Ok, I'm a synth geek. To prove it I decided to grok the Grinder circuit
and built one on my prototyping gig, it's so simple. The only part
value that differed from the schematic was the 4n7 instead of the 5n6
cap. I fed it a variety of input waveforms, all 10V peak to peak, from
a MOTM-300 VCO, varied the pots and tried different capacitors, while
monitoring the output by scope and on audio.
I first ran the circuit without *any* lag capacitor. In this
configuration it is nothing more than an inverting amplifier. The LAG
pot does almost nothing, while the DRIVE pot varies the gain roughly
between unity and 0.01 (very small). I discovered that at the smallest
gain setting with the LAG pot near the lowest resistance, a parasitic
oscillation occured. This may have been what Larry Hendry experienced
that led him to limit the lower resistance of the LAG pot.. The
parasitic also happens with the lag cap in the circuit. I was able to
eliminate the parasite with a 100pf cap across pins 1-2 of the LM358.
(A 47pf wasn't enough.) This dulls the sound a tad, but I traded that
for the stability.
With the parasitic eliminated and the 4n7 lag cap reinserted, I
continued to experiment. (The 4n7 value seems fine.) My next
observation would be expected from an analysis of the circuit: the gain
is highly dependent on frequency. As frequency of the input goes up, so
does the gain. Way up! The lag circuit is a simple low pass filter,
and it is in the feedback loop of the inverter. As the frequency rises,
more energy is conducted to ground through the lag cap, allowing less
signal back into the input as negative feedback. This causes the op amp
to increase its output in an effort to establish equilibrium between its
+ and - inputs. The consequence is that the Grinder output level
increases rapidly as the input frequency rises, and it quickly reaches
saturation, the output becoming nearly a 30V peak to peak square wave!
This isn't necessarily a bad thing. But the output can go into clipping
easily.
So I decided to make another modification: I added a 1K resistor to
ground at the output, just like the voltage divider on the Pulse Out of
the Wave Multiplier. (That extra 1K resistor on the pulse output is on
the board and parts list, but it is not on the schematic). This cuts
the gain by half, and limits the output to a 15V peak to peak signal.
Since so much gain is available, it's not a problem to cut it in half.
In summary, my two mods are:
1. Add a 100pf cap betwen pins 1 and 2 of the LM358 to eliminate parasitics.

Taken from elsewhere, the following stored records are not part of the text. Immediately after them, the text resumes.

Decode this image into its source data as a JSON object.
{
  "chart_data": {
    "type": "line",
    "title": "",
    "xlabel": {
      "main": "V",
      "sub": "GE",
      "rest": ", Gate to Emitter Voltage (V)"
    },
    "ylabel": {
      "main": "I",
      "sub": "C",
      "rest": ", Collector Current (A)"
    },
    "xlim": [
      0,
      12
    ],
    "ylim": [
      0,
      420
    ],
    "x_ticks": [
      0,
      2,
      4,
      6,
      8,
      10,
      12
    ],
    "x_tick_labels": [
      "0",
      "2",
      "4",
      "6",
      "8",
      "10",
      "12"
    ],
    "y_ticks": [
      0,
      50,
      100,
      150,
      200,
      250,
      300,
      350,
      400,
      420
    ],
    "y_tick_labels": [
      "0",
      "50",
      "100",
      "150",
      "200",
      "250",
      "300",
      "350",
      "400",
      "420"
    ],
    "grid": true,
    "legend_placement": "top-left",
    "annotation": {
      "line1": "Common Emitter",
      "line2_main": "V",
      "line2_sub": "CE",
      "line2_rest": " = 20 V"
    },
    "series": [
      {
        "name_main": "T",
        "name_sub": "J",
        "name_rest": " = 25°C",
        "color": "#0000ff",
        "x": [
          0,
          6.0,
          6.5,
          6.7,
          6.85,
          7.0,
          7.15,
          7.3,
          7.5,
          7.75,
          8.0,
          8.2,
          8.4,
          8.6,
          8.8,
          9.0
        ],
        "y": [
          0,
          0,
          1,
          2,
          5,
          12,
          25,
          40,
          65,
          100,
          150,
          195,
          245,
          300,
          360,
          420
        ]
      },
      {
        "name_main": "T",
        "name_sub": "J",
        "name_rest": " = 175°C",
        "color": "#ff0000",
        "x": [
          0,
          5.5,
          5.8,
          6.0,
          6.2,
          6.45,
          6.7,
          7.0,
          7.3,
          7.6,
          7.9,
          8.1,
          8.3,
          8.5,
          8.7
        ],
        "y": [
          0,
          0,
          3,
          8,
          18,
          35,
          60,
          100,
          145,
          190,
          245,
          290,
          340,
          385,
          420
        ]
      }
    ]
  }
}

2. Add a 1K resistor to ground at the Grinder Output to limit the output
level.
I must say that there are some pretty cool sounds obtainable, especially
with a sawtooth wave on the input.
I haven't tried other chips yet. I will before I'm done.
-Richard Brewster
Larry Hendry wrote:
and built one on my prototyping gig, it's so simple. The only part
value that differed from the schematic was the 4n7 instead of the 5n6
cap. I fed it a variety of input waveforms, all 10V peak to peak, from
a MOTM-300 VCO, varied the pots and tried different capacitors, while
monitoring the output by scope and on audio.
I first ran the circuit without *any* lag capacitor. In this
configuration it is nothing more than an inverting amplifier. The LAG
pot does almost nothing, while the DRIVE pot varies the gain roughly
between unity and 0.01 (very small). I discovered that at the smallest
gain setting with the LAG pot near the lowest resistance, a parasitic
oscillation occured. This may have been what Larry Hendry experienced
that led him to limit the lower resistance of the LAG pot.. The
parasitic also happens with the lag cap in the circuit. I was able to
eliminate the parasite with a 100pf cap across pins 1-2 of the LM358.
(A 47pf wasn't enough.) This dulls the sound a tad, but I traded that
for the stability.
With the parasitic eliminated and the 4n7 lag cap reinserted, I
continued to experiment. (The 4n7 value seems fine.) My next
observation would be expected from an analysis of the circuit: the gain
is highly dependent on frequency. As frequency of the input goes up, so
does the gain. Way up! The lag circuit is a simple low pass filter,
and it is in the feedback loop of the inverter. As the frequency rises,
more energy is conducted to ground through the lag cap, allowing less
signal back into the input as negative feedback. This causes the op amp
to increase its output in an effort to establish equilibrium between its
+ and - inputs. The consequence is that the Grinder output level
increases rapidly as the input frequency rises, and it quickly reaches
saturation, the output becoming nearly a 30V peak to peak square wave!
This isn't necessarily a bad thing. But the output can go into clipping
easily.
So I decided to make another modification: I added a 1K resistor to
ground at the output, just like the voltage divider on the Pulse Out of
the Wave Multiplier. (That extra 1K resistor on the pulse output is on
the board and parts list, but it is not on the schematic). This cuts
the gain by half, and limits the output to a 15V peak to peak signal.
Since so much gain is available, it's not a problem to cut it in half.
In summary, my two mods are:
1. Add a 100pf cap betwen pins 1 and 2 of the LM358 to eliminate parasitics.
2. Add a 1K resistor to ground at the Grinder Output to limit the output
level.
I must say that there are some pretty cool sounds obtainable, especially
with a sawtooth wave on the input.
I haven't tried other chips yet. I will before I'm done.
-Richard Brewster
Larry Hendry wrote:
>--- Richard Brewster <pugix@...> wrote:
>
>
>>As for the capacitor, I don't have a 5n6 cap on hand. So I think
>>I'll try a 4n7, which is pretty close.
>>
>>
>
>1. You know you are officially a synth geek when you use the phrase
>" what I have on hand."
>
>2. I had an issue with the control range on mine. I put a 150K
>resistor in series with the 1M pot so that the minimum value cannot
>go gelow 150K.
>
>Larry H.
>
>
>
>